Don van der Vaart, who questions mainstream climate science and is the former secretary of the North Carolina Department of Environmental Quality, argued in a dissenting statement that the Clean Water Act does not regulate waters "based on the likelihood of their contributing pollution to actual navigable waters."
He also echoed EPA talking points, saying the question of Clean Water Act jurisdiction "is not a scientific inquiry, but a legal one."
But the rest of the working group was so concerned about excluding ephemeral streams, they asked whether EPA had considered regionalizing its proposal to account for the fact that the majority of waterways in the arid Southwest flow only after rainfall.

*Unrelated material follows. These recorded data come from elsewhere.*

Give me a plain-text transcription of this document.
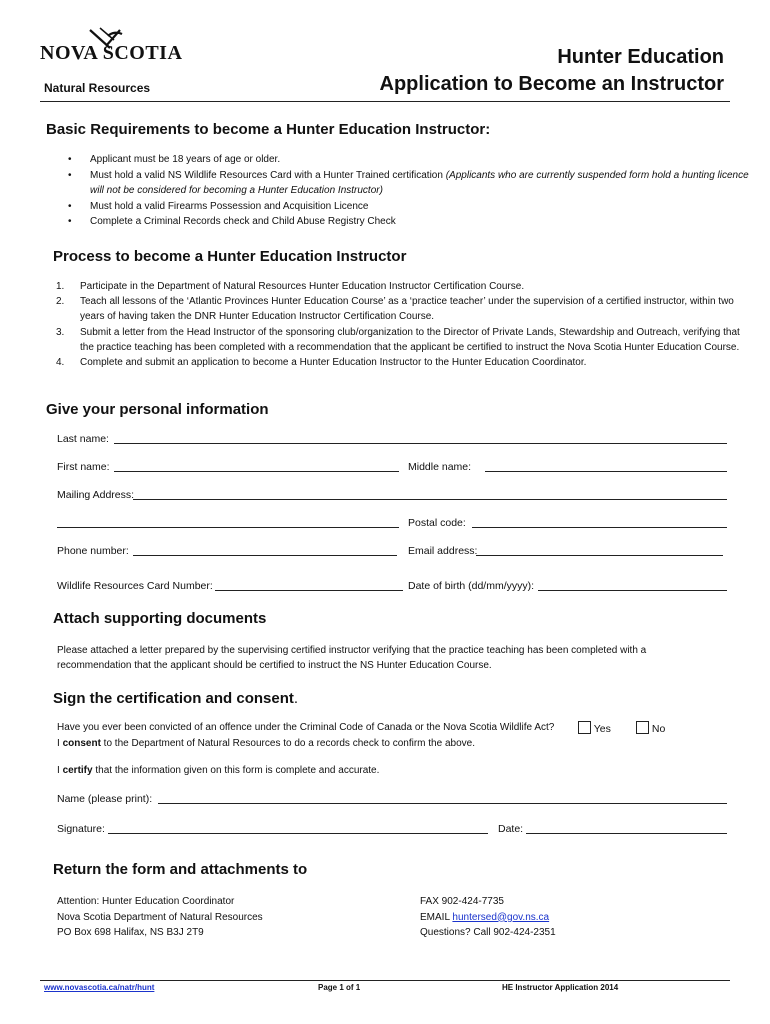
NOVA SCOTIA
Natural Resources
Hunter Education
Application to Become an Instructor
Basic Requirements to become a Hunter Education Instructor:
• Applicant must be 18 years of age or older.
• Must hold a valid NS Wildlife Resources Card with a Hunter Trained certification (Applicants who are currently suspended form hold a hunting licence will not be considered for becoming a Hunter Education Instructor)
• Must hold a valid Firearms Possession and Acquisition Licence
• Complete a Criminal Records check and Child Abuse Registry Check
Process to become a Hunter Education Instructor
1. Participate in the Department of Natural Resources Hunter Education Instructor Certification Course.
2. Teach all lessons of the ‘Atlantic Provinces Hunter Education Course’ as a ‘practice teacher’ under the supervision of a certified instructor, within two years of having taken the DNR Hunter Education Instructor Certification Course.
3. Submit a letter from the Head Instructor of the sponsoring club/organization to the Director of Private Lands, Stewardship and Outreach, verifying that the practice teaching has been completed with a recommendation that the applicant be certified to instruct the Nova Scotia Hunter Education Course.
4. Complete and submit an application to become a Hunter Education Instructor to the Hunter Education Coordinator.
Give your personal information
Last name:
First name:	Middle name:
Mailing Address:
Postal code:
Phone number:	Email address:
Wildlife Resources Card Number:	Date of birth (dd/mm/yyyy):
Attach supporting documents
Please attached a letter prepared by the supervising certified instructor verifying that the practice teaching has been completed with a recommendation that the applicant should be certified to instruct the NS Hunter Education Course.
Sign the certification and consent.
Have you ever been convicted of an offence under the Criminal Code of Canada or the Nova Scotia Wildlife Act?	Yes	No
I consent to the Department of Natural Resources to do a records check to confirm the above.
I certify that the information given on this form is complete and accurate.
Name (please print):
Signature:	Date:
Return the form and attachments to
Attention: Hunter Education Coordinator
Nova Scotia Department of Natural Resources
PO Box 698 Halifax, NS B3J 2T9
FAX 902-424-7735
EMAIL huntersed@gov.ns.ca
Questions? Call 902-424-2351
www.novascotia.ca/natr/hunt	Page 1 of 1	HE Instructor Application 2014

"Given the differing roles that ephemeral streams play in influencing the chemical, physical and biological integrity of the Nation’s waters, why not consider a regional approach to regulation of ephemeral streams?" the work group asked.
Forsgren and McDonough did not directly answer the question, instead describing the technical difficulties of basing Clean Water Act protections on specific flow requirements, such as only protecting streams that flowed at least 185 days per year.
But the pair did note "the importance of a typical year" — the methodology the Trump administration proposes to use to determine whether waterways and wetlands are covered by the Clean Water Act.
The proposal would determine whether waterways and wetlands are covered by the Clean Water Act by looking at what their surface water connections to larger waterways look like in a "typical year."
That means EPA and the Army Corps would look at a rolling 30-year average of precipitation for an area to determine whether a stream flows independent of rainfall, for example. But the proposal specifically says a typical year "would not include times of drought or extreme flooding" and would look only at rainfall from the previous three months that falls within the 30th or 70th percentiles of the 30-year average.
Forsgren and McDonough "indicated the concept allowed for regionalization" to the working group.
But scientists and environmental groups that oppose the WOTUS rule say the "typical year" concept would ignore climate change and the regional variabilities it could exacerbate by eliminating the wettest and driest precipitation data.
The Natural Resources Defense Council accused the agencies of ignoring the effects of climate change, writing in comments that "what has been typical in the past will not reflect what the future holds."
And a coalition of scientific groups, including the Society of Wetlands Scientists, said the proposal "ignores the periodic and substantial connectivity that occurs during increasingly frequent atypical years resulting from climate change."